On the other hand, financial and insurance activities contracted by 19.9% in the July-September period, while the construction and agriculture industries narrowed by 6.7% and 5.9%, respectively, the data showed.

Still, soaring inflation remains the biggest issue ahead. The annual inflation rate rose to 19.89% year-on-year in October, according to official data, driven by food, services, housing and transportation prices, reflecting in part soaring world energy prices.

The central bank said temporary factors affecting inflation in the short term were expected to persist through the first half of 2022.

President Recep Tayyip Erdoğan has said Turkey will prioritize growth, employment and investments over high borrowing costs and a low exchange rate.

Second-fastest growing economy in OECD

During the three months through September, Turkey was the second-fastest growing economy among the member states of the Organisation for Economic Co-operation and Development (OECD) after Chile.

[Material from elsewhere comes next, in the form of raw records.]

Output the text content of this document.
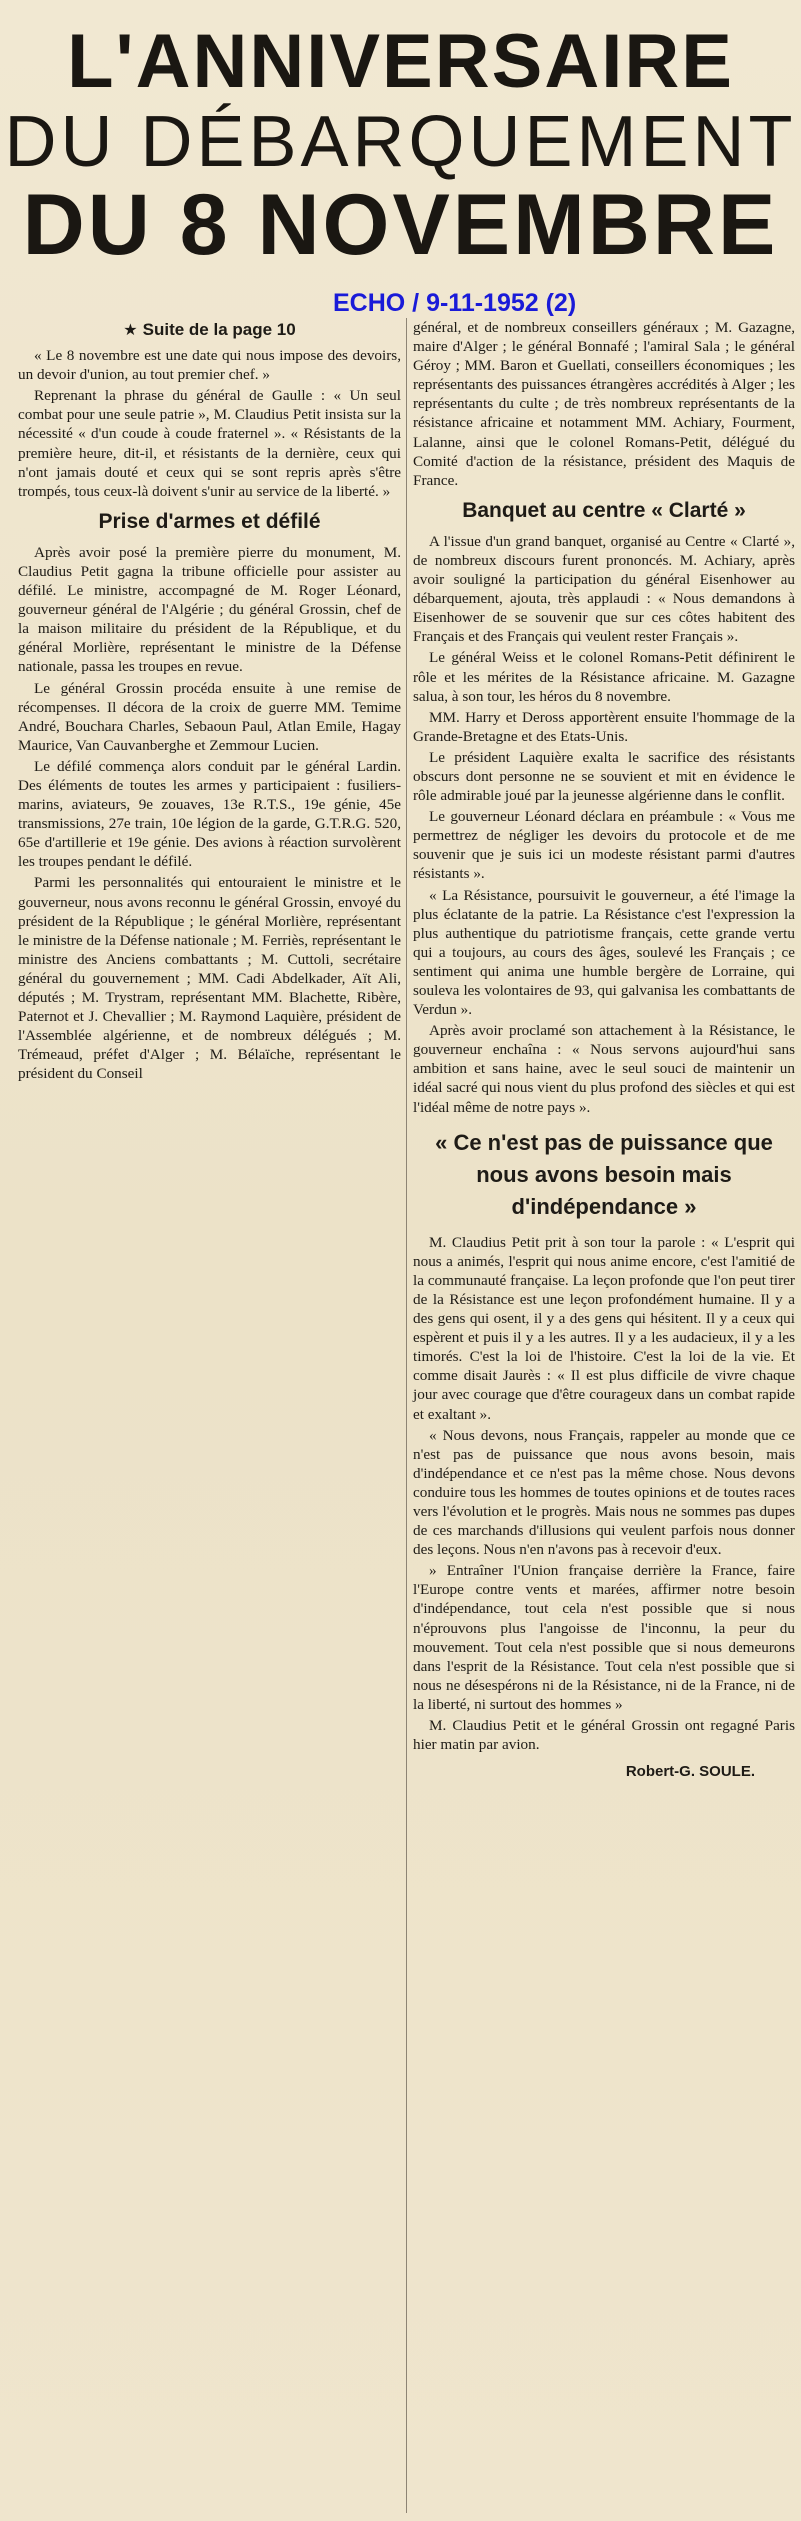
L'ANNIVERSAIRE
DU DÉBARQUEMENT
DU 8 NOVEMBRE
ECHO / 9-11-1952 (2)
★ Suite de la page 10

« Le 8 novembre est une date qui nous impose des devoirs, un devoir d'union, au tout premier chef. »

Reprenant la phrase du général de Gaulle : « Un seul combat pour une seule patrie », M. Claudius Petit insista sur la nécessité « d'un coude à coude fraternel ». « Résistants de la première heure, dit-il, et résistants de la dernière, ceux qui n'ont jamais douté et ceux qui se sont repris après s'être trompés, tous ceux-là doivent s'unir au service de la liberté. »

Prise d'armes et défilé

Après avoir posé la première pierre du monument, M. Claudius Petit gagna la tribune officielle pour assister au défilé. Le ministre, accompagné de M. Roger Léonard, gouverneur général de l'Algérie ; du général Grossin, chef de la maison militaire du président de la République, et du général Morlière, représentant le ministre de la Défense nationale, passa les troupes en revue.

Le général Grossin procéda ensuite à une remise de récompenses. Il décora de la croix de guerre MM. Temime André, Bouchara Charles, Sebaoun Paul, Atlan Emile, Hagay Maurice, Van Cauvanberghe et Zemmour Lucien.

Le défilé commença alors conduit par le général Lardin. Des éléments de toutes les armes y participaient : fusiliers-marins, aviateurs, 9e zouaves, 13e R.T.S., 19e génie, 45e transmissions, 27e train, 10e légion de la garde, G.T.R.G. 520, 65e d'artillerie et 19e génie. Des avions à réaction survolèrent les troupes pendant le défilé.

Parmi les personnalités qui entouraient le ministre et le gouverneur, nous avons reconnu le général Grossin, envoyé du président de la République ; le général Morlière, représentant le ministre de la Défense nationale ; M. Ferriès, représentant le ministre des Anciens combattants ; M. Cuttoli, secrétaire général du gouvernement ; MM. Cadi Abdelkader, Aït Ali, députés ; M. Trystram, représentant MM. Blachette, Ribère, Paternot et J. Chevallier ; M. Raymond Laquière, président de l'Assemblée algérienne, et de nombreux délégués ; M. Trémeaud, préfet d'Alger ; M. Bélaïche, représentant le président du Conseil

général, et de nombreux conseillers généraux ; M. Gazagne, maire d'Alger ; le général Bonnafé ; l'amiral Sala ; le général Géroy ; MM. Baron et Guellati, conseillers économiques ; les représentants des puissances étrangères accrédités à Alger ; les représentants du culte ; de très nombreux représentants de la résistance africaine et notamment MM. Achiary, Fourment, Lalanne, ainsi que le colonel Romans-Petit, délégué du Comité d'action de la résistance, président des Maquis de France.

Banquet au centre « Clarté »

A l'issue d'un grand banquet, organisé au Centre « Clarté », de nombreux discours furent prononcés. M. Achiary, après avoir souligné la participation du général Eisenhower au débarquement, ajouta, très applaudi : « Nous demandons à Eisenhower de se souvenir que sur ces côtes habitent des Français et des Français qui veulent rester Français ».

Le général Weiss et le colonel Romans-Petit définirent le rôle et les mérites de la Résistance africaine. M. Gazagne salua, à son tour, les héros du 8 novembre.

MM. Harry et Deross apportèrent ensuite l'hommage de la Grande-Bretagne et des Etats-Unis.

Le président Laquière exalta le sacrifice des résistants obscurs dont personne ne se souvient et mit en évidence le rôle admirable joué par la jeunesse algérienne dans le conflit.

Le gouverneur Léonard déclara en préambule : « Vous me permettrez de négliger les devoirs du protocole et de me souvenir que je suis ici un modeste résistant parmi d'autres résistants ».

« La Résistance, poursuivit le gouverneur, a été l'image la plus éclatante de la patrie. La Résistance c'est l'expression la plus authentique du patriotisme français, cette grande vertu qui a toujours, au cours des âges, soulevé les Français ; ce sentiment qui anima une humble bergère de Lorraine, qui souleva les volontaires de 93, qui galvanisa les combattants de Verdun ».

Après avoir proclamé son attachement à la Résistance, le gouverneur enchaîna : « Nous servons aujourd'hui sans ambition et sans haine, avec le seul souci de maintenir un idéal sacré qui nous vient du plus profond des siècles et qui est l'idéal même de notre pays ».

« Ce n'est pas de puissance que nous avons besoin mais d'indépendance »

M. Claudius Petit prit à son tour la parole : « L'esprit qui nous a animés, l'esprit qui nous anime encore, c'est l'amitié de la communauté française. La leçon profonde que l'on peut tirer de la Résistance est une leçon profondément humaine. Il y a des gens qui osent, il y a des gens qui hésitent. Il y a ceux qui espèrent et puis il y a les autres. Il y a les audacieux, il y a les timorés. C'est la loi de l'histoire. C'est la loi de la vie. Et comme disait Jaurès : « Il est plus difficile de vivre chaque jour avec courage que d'être courageux dans un combat rapide et exaltant ».

« Nous devons, nous Français, rappeler au monde que ce n'est pas de puissance que nous avons besoin, mais d'indépendance et ce n'est pas la même chose. Nous devons conduire tous les hommes de toutes opinions et de toutes races vers l'évolution et le progrès. Mais nous ne sommes pas dupes de ces marchands d'illusions qui veulent parfois nous donner des leçons. Nous n'en n'avons pas à recevoir d'eux.

» Entraîner l'Union française derrière la France, faire l'Europe contre vents et marées, affirmer notre besoin d'indépendance, tout cela n'est possible que si nous n'éprouvons plus l'angoisse de l'inconnu, la peur du mouvement. Tout cela n'est possible que si nous demeurons dans l'esprit de la Résistance. Tout cela n'est possible que si nous ne désespérons ni de la Résistance, ni de la France, ni de la liberté, ni surtout des hommes »

M. Claudius Petit et le général Grossin ont regagné Paris hier matin par avion.

Robert-G. SOULE.
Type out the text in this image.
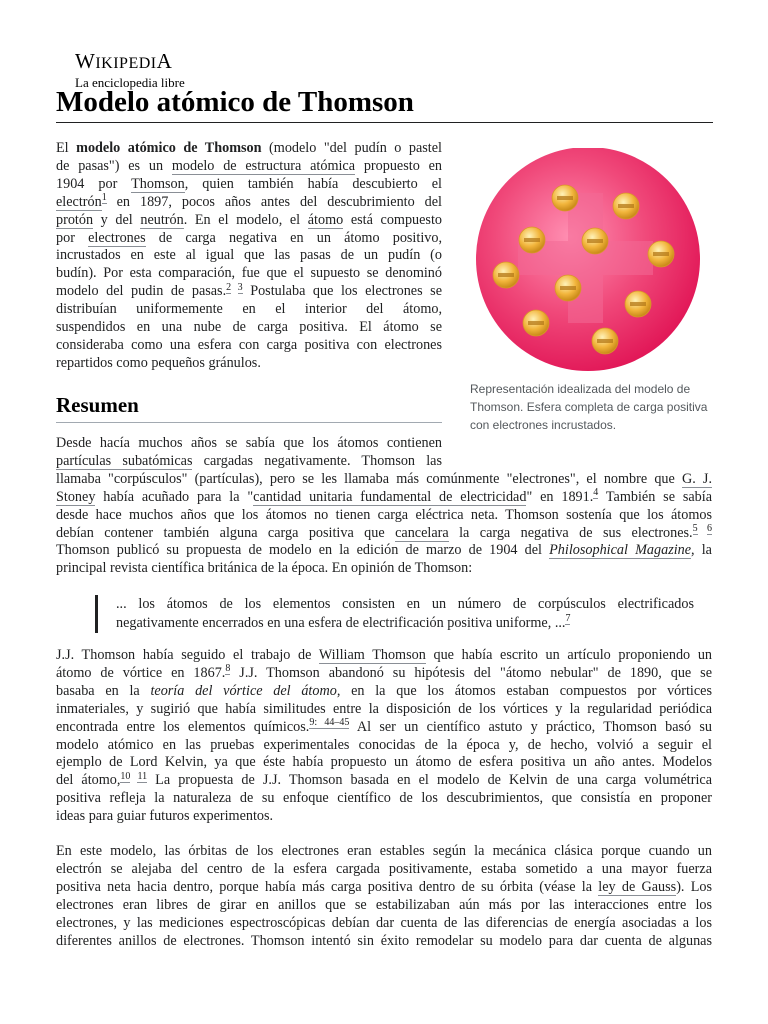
WIKIPEDIA
La enciclopedia libre
Modelo atómico de Thomson
El modelo atómico de Thomson (modelo "del pudín o pastel
de pasas") es un modelo de estructura atómica propuesto en
1904 por Thomson, quien también había descubierto el
electrón$^1$ en 1897, pocos años antes del descubrimiento del
protón y del neutrón. En el modelo, el átomo está compuesto
por electrones de carga negativa en un átomo positivo,
incrustados en este al igual que las pasas de un pudín (o
budín). Por esta comparación, fue que el supuesto se denominó
modelo del pudin de pasas.$^{2 3}$ Postulaba que los electrones se
distribuían uniformemente en el interior del átomo,
suspendidos en una nube de carga positiva. El átomo se
consideraba como una esfera con carga positiva con electrones
repartidos como pequeños gránulos.
Representación idealizada del modelo de Thomson. Esfera completa de carga positiva con electrones incrustados.
Resumen
Desde hacía muchos años se sabía que los átomos contienen
partículas subatómicas cargadas negativamente. Thomson las
llamaba "corpúsculos" (partículas), pero se les llamaba más comúnmente "electrones", el nombre que G. J.
Stoney había acuñado para la "cantidad unitaria fundamental de electricidad" en 1891.$^4$ También se sabía
desde hace muchos años que los átomos no tienen carga eléctrica neta. Thomson sostenía que los átomos
debían contener también alguna carga positiva que cancelara la carga negativa de sus electrones.$^{5 6}$
Thomson publicó su propuesta de modelo en la edición de marzo de 1904 del Philosophical Magazine, la
principal revista científica británica de la época. En opinión de Thomson:
... los átomos de los elementos consisten en un número de corpúsculos electrificados
negativamente encerrados en una esfera de electrificación positiva uniforme, ...$^7$
J.J. Thomson había seguido el trabajo de William Thomson que había escrito un artículo proponiendo un
átomo de vórtice en 1867.$^8$ J.J. Thomson abandonó su hipótesis del "átomo nebular" de 1890, que se
basaba en la teoría del vórtice del átomo, en la que los átomos estaban compuestos por vórtices
inmateriales, y sugirió que había similitudes entre la disposición de los vórtices y la regularidad periódica
encontrada entre los elementos químicos.$^{9: 44-45}$ Al ser un científico astuto y práctico, Thomson basó su
modelo atómico en las pruebas experimentales conocidas de la época y, de hecho, volvió a seguir el
ejemplo de Lord Kelvin, ya que éste había propuesto un átomo de esfera positiva un año antes. Modelos
del átomo,$^{10 11}$ La propuesta de J.J. Thomson basada en el modelo de Kelvin de una carga volumétrica
positiva refleja la naturaleza de su enfoque científico de los descubrimientos, que consistía en proponer
ideas para guiar futuros experimentos.
En este modelo, las órbitas de los electrones eran estables según la mecánica clásica porque cuando un
electrón se alejaba del centro de la esfera cargada positivamente, estaba sometido a una mayor fuerza
positiva neta hacia dentro, porque había más carga positiva dentro de su órbita (véase la ley de Gauss). Los
electrones eran libres de girar en anillos que se estabilizaban aún más por las interacciones entre los
electrones, y las mediciones espectroscópicas debían dar cuenta de las diferencias de energía asociadas a los
diferentes anillos de electrones. Thomson intentó sin éxito remodelar su modelo para dar cuenta de algunas
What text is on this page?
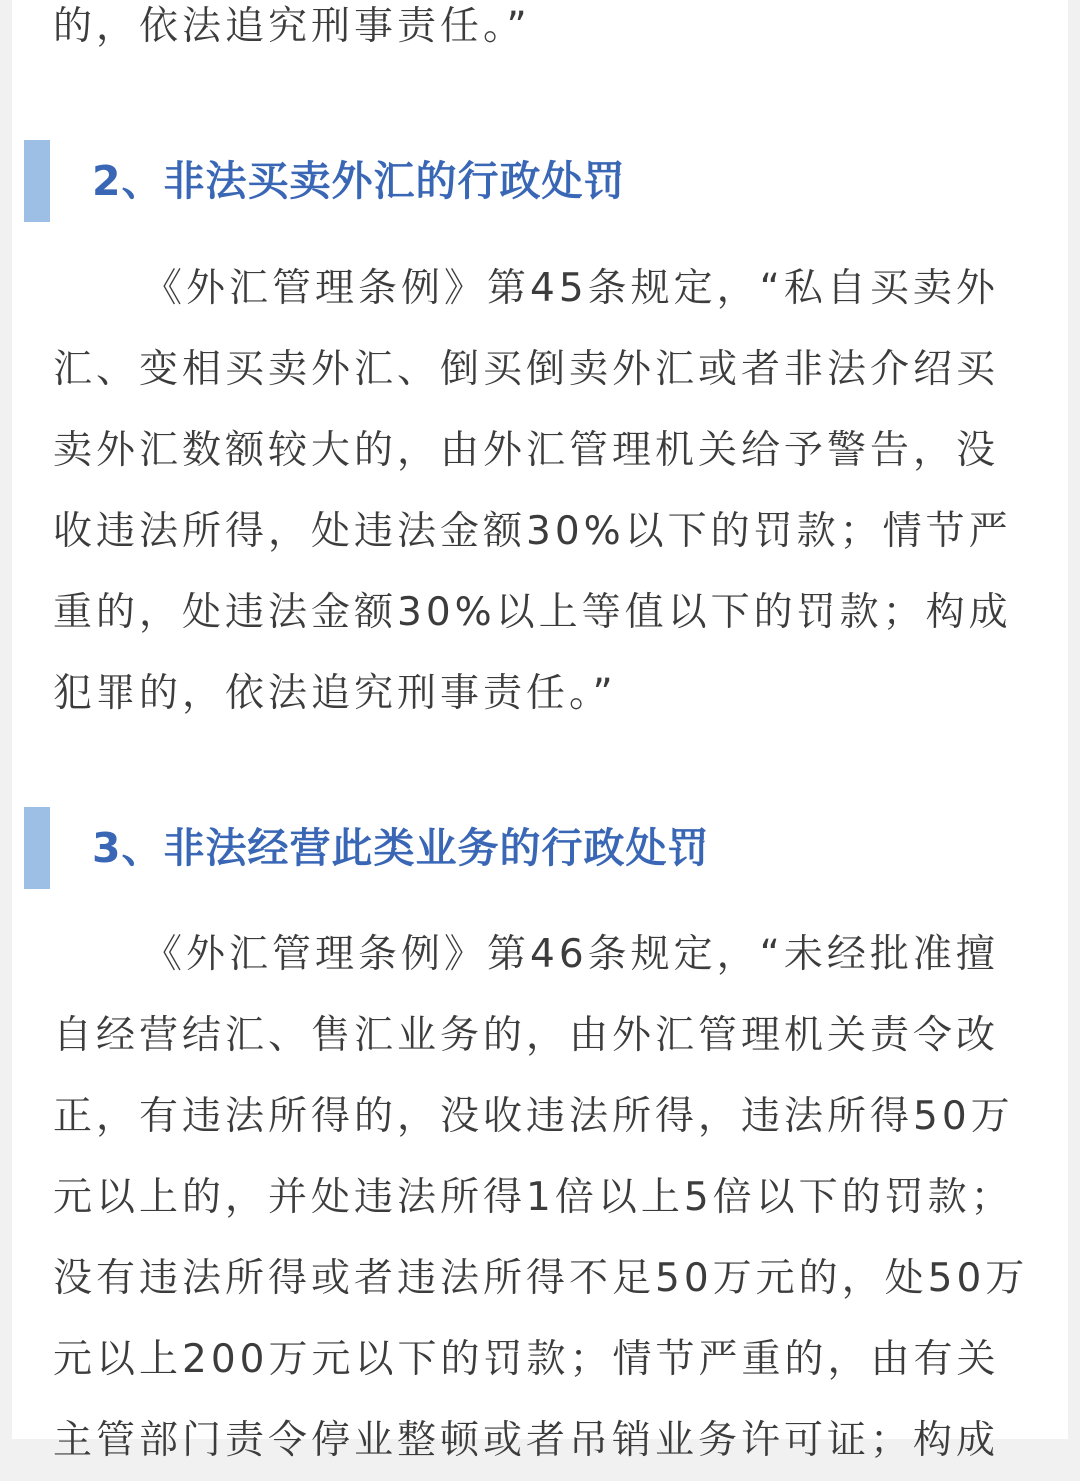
的，依法追究刑事责任。”

2、非法买卖外汇的行政处罚

《外汇管理条例》第45条规定，“私自买卖外
汇、变相买卖外汇、倒买倒卖外汇或者非法介绍买
卖外汇数额较大的，由外汇管理机关给予警告，没
收违法所得，处违法金额30%以下的罚款；情节严
重的，处违法金额30%以上等值以下的罚款；构成
犯罪的，依法追究刑事责任。”

3、非法经营此类业务的行政处罚

《外汇管理条例》第46条规定，“未经批准擅
自经营结汇、售汇业务的，由外汇管理机关责令改
正，有违法所得的，没收违法所得，违法所得50万
元以上的，并处违法所得1倍以上5倍以下的罚款；
没有违法所得或者违法所得不足50万元的，处50万
元以上200万元以下的罚款；情节严重的，由有关
主管部门责令停业整顿或者吊销业务许可证；构成
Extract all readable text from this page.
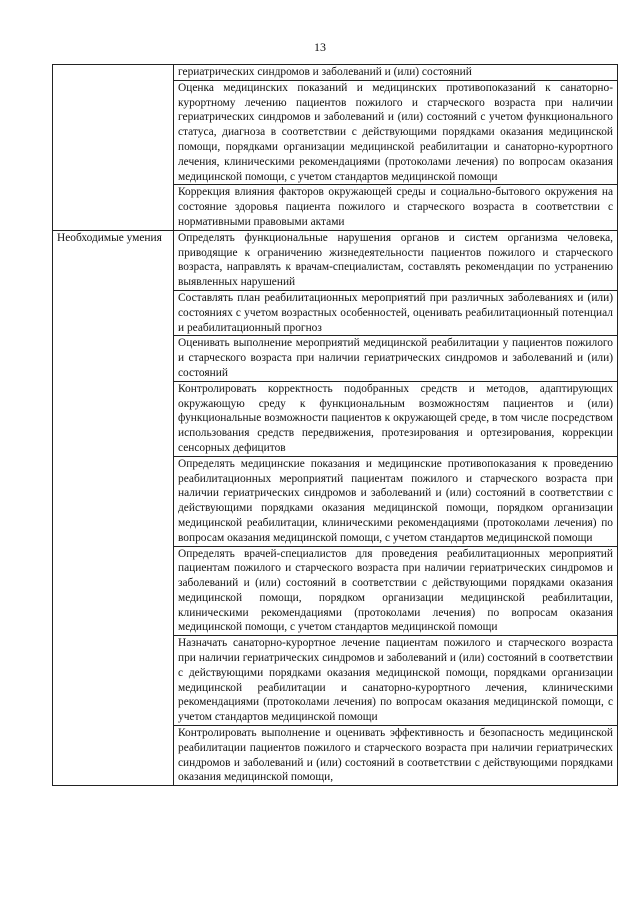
13
	гериатрических синдромов и заболеваний и (или) состояний
	Оценка медицинских показаний и медицинских противопоказаний к санаторно-курортному лечению пациентов пожилого и старческого возраста при наличии гериатрических синдромов и заболеваний и (или) состояний с учетом функционального статуса, диагноза в соответствии с действующими порядками оказания медицинской помощи, порядками организации медицинской реабилитации и санаторно-курортного лечения, клиническими рекомендациями (протоколами лечения) по вопросам оказания медицинской помощи, с учетом стандартов медицинской помощи
	Коррекция влияния факторов окружающей среды и социально-бытового окружения на состояние здоровья пациента пожилого и старческого возраста в соответствии с нормативными правовыми актами
Необходимые умения	Определять функциональные нарушения органов и систем организма человека, приводящие к ограничению жизнедеятельности пациентов пожилого и старческого возраста, направлять к врачам-специалистам, составлять рекомендации по устранению выявленных нарушений
	Составлять план реабилитационных мероприятий при различных заболеваниях и (или) состояниях с учетом возрастных особенностей, оценивать реабилитационный потенциал и реабилитационный прогноз
	Оценивать выполнение мероприятий медицинской реабилитации у пациентов пожилого и старческого возраста при наличии гериатрических синдромов и заболеваний и (или) состояний
	Контролировать корректность подобранных средств и методов, адаптирующих окружающую среду к функциональным возможностям пациентов и (или) функциональные возможности пациентов к окружающей среде, в том числе посредством использования средств передвижения, протезирования и ортезирования, коррекции сенсорных дефицитов
	Определять медицинские показания и медицинские противопоказания к проведению реабилитационных мероприятий пациентам пожилого и старческого возраста при наличии гериатрических синдромов и заболеваний и (или) состояний в соответствии с действующими порядками оказания медицинской помощи, порядком организации медицинской реабилитации, клиническими рекомендациями (протоколами лечения) по вопросам оказания медицинской помощи, с учетом стандартов медицинской помощи
	Определять врачей-специалистов для проведения реабилитационных мероприятий пациентам пожилого и старческого возраста при наличии гериатрических синдромов и заболеваний и (или) состояний в соответствии с действующими порядками оказания медицинской помощи, порядком организации медицинской реабилитации, клиническими рекомендациями (протоколами лечения) по вопросам оказания медицинской помощи, с учетом стандартов медицинской помощи
	Назначать санаторно-курортное лечение пациентам пожилого и старческого возраста при наличии гериатрических синдромов и заболеваний и (или) состояний в соответствии с действующими порядками оказания медицинской помощи, порядками организации медицинской реабилитации и санаторно-курортного лечения, клиническими рекомендациями (протоколами лечения) по вопросам оказания медицинской помощи, с учетом стандартов медицинской помощи
	Контролировать выполнение и оценивать эффективность и безопасность медицинской реабилитации пациентов пожилого и старческого возраста при наличии гериатрических синдромов и заболеваний и (или) состояний в соответствии с действующими порядками оказания медицинской помощи,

Chile expanded 17.3%, rebounding from a 9.8% contraction in the same quarter a year ago. Other top five fastest-growing economies included the U.K. (6.6%), Hungary (6.1%) and Lithuania (6%).

Slovakia and Japan (both 1.3%) and Germany (2.6%) posted the lowest growth rates, according to the OECD figures.

The OECD area grew 4.7% year-on-year, with expansion in July-September slowing down versus the previous quarter when the figure was 19.6%.

G-7 economies posted a similar annual growth rate, 4.1%, while their average annual growth rate was 13% in the previous quarter.

The European Union’s GDP growth rate was 3.9% year-on-year in the July-September period,while the eurozone expanded by 3.7%.

The median estimate of 15 economists in the Reuters poll for Turkey’s GDP growth in 2021 as a whole stood at 9.5%, with forecasts ranging between 8.9% and 11%.

The government has recently said it expects to record double-digit growth this year, revising an earlier estimate of 9%.

The economy grew 1.8% last year, despite a 10.4% contraction in the second quarter, one of only a few globally to avoid annual contraction amid the initial pandemic fallout.